2. Our heroine is wonderfully absorbed in the details of her own life, to the point that she seems to willfully ignore the social, political, and economic upheaval just outside her front door. Each chapter begins with headlines from the local newspaper, and the juxtaposition between the very real, very dire situation in Pakistan and the often quite superficial preoccupations of our narrator provide ripe fodder for social satire. How does this compare to other fiction you have read? Do you feel the narrator is more or less sympathetic by the end of the novel?

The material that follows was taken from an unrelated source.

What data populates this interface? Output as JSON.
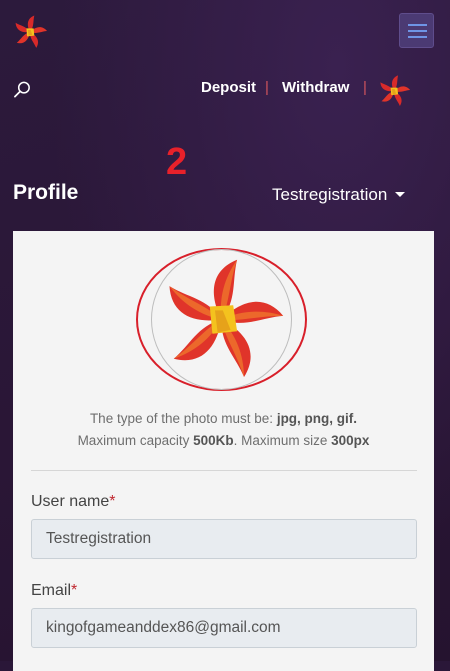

3. In several places in the book, our protagonist discusses the importance of maintaining a home outside of Pakistan and of having foreign passports, should the family need to leave Pakistan
quickly. After our narrator and Mulloo are mugged, she asks Janoo if they can leave Pakistan and go somewhere “safe.” Janoo tells her that “if we were to move, you would always miss this place. It is our home and without it we’d be homeless.” Which position is the selfish one? Which position is the right one? Can “home” be created anywhere, or is it tied to the earth and the sky?
4. How is America’s relationship with Pakistan perceived by the characters in
Duty Free?
5. Our narrator met and married her husband through a traditional, arranged marriage, while her cousin Jonkers was determined to find his own mate. At first, our protagonist seems unsympathetic to those who buck the system, but by the end of the novel, she has helped both Irum and Zain and Jonkers and Sana be together. Why does she help these couples? How does her view of love and marriage change over the course of the novel? How has this changed her relationship with her own husband?
5. Do you think that our protagonist and her husband, Janoo, are a good match? Do they have a happy marriage?
6. How do family structures, as seen in
Duty Free
, differ from those in America? Do you think Pakistani family members are more supportive of each other or more controlling? Would you like to belong to such a family?
7. Moni Mohsin has been called a modern-day Jane Austen. How do the themes and characters in
Duty Free
mirror those in Austen’s best-known works?
8. At the beginning of the novel, it appears as if the women in modern Lahore are defined by their relationships to others: by being good daughters, wives, mothers, friends. As the novel progresses, we see more and more examples of women demonstrating their own agency and economic freedom by becoming independent business owners and breadwinners for their families. Did any of these women surprise you? What are the ramifications of Sana’s success? Mulloo’s? Jameela’s?
9. What is the family’s relationship to the “bore” village? What is their responsibility to the people who live there?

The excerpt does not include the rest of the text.